Simon remains in the Huron Valley Women’s Correctional facility, where she is serving out her eight to 25-year prisons sentence.

Her case has been filed with the Michigan Court of Appeals, which will likely hear her arguments within the next six to eight months. (“See why Judge says Catholic School Tutor does not deserve a new sex assault trial,” mlive.com., Aug. 13, 2015.)

Almost a year later, in June of 2016, the Court of Appeals upheld her convictions and also her life-sentence of electronic monitoring with an ankle-tether/”bracelet.”

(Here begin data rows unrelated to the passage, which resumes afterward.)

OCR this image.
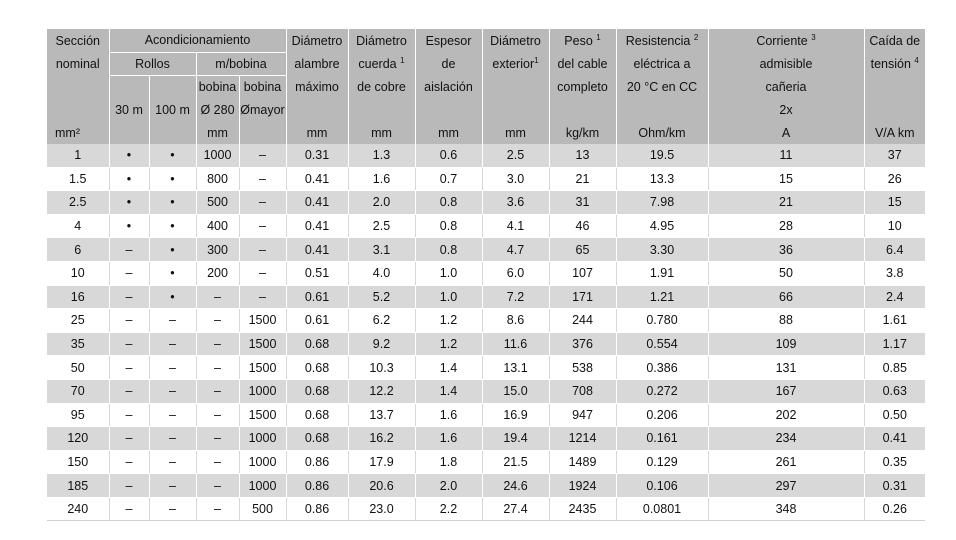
Sección	Acondicionamiento				Diámetro	Diámetro	Espesor	Diámetro	Peso $^1$	Resistencia $^2$	Corriente $^3$	Caída de
nominal	Rollos		m/bobina		alambre	cuerda $^1$	de	exterior$^1$	del cable	eléctrica a	admisible	tensión $^4$
			bobina	bobina	máximo	de cobre	aislación		completo	20 °C en CC	cañeria	
	30 m	100 m	Ø 280	Ømayor							2x	
mm²			mm		mm	mm	mm	mm	kg/km	Ohm/km	A	V/A km
1	•	•	1000	–	0.31	1.3	0.6	2.5	13	19.5	11	37
1.5	•	•	800	–	0.41	1.6	0.7	3.0	21	13.3	15	26
2.5	•	•	500	–	0.41	2.0	0.8	3.6	31	7.98	21	15
4	•	•	400	–	0.41	2.5	0.8	4.1	46	4.95	28	10
6	–	•	300	–	0.41	3.1	0.8	4.7	65	3.30	36	6.4
10	–	•	200	–	0.51	4.0	1.0	6.0	107	1.91	50	3.8
16	–	•	–	–	0.61	5.2	1.0	7.2	171	1.21	66	2.4
25	–	–	–	1500	0.61	6.2	1.2	8.6	244	0.780	88	1.61
35	–	–	–	1500	0.68	9.2	1.2	11.6	376	0.554	109	1.17
50	–	–	–	1500	0.68	10.3	1.4	13.1	538	0.386	131	0.85
70	–	–	–	1000	0.68	12.2	1.4	15.0	708	0.272	167	0.63
95	–	–	–	1500	0.68	13.7	1.6	16.9	947	0.206	202	0.50
120	–	–	–	1000	0.68	16.2	1.6	19.4	1214	0.161	234	0.41
150	–	–	–	1000	0.86	17.9	1.8	21.5	1489	0.129	261	0.35
185	–	–	–	1000	0.86	20.6	2.0	24.6	1924	0.106	297	0.31
240	–	–	–	500	0.86	23.0	2.2	27.4	2435	0.0801	348	0.26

The Michigan Court of Appeals has upheld the conviction of Abigail Simon, but says Kent County Judge Paul Sullivan should determine if she should get a different sentence…After Simon’s conviction and sentence, the Supreme Court changed the way those sentencing guideline are applied, allowing judges to use them only as a recommendation…In it’s ruling Thursday, the Michigan Court of Appeals sent Simon’s case back to judge Sullivan who will determine if, using the updated guidelines as as guide, Sullivan would give Simon a different sentence…The Court of Appeals also rejected Simon’s claim that lifetime electronic monitoring after her release from prison was unconstitutional. (woodtv.com, 6/17/2016)

Once again, as after the Supreme Court decision, Sullivan uphold her sentence of 8-25 years in prison and her life-sentence of electronic parole-monitoring.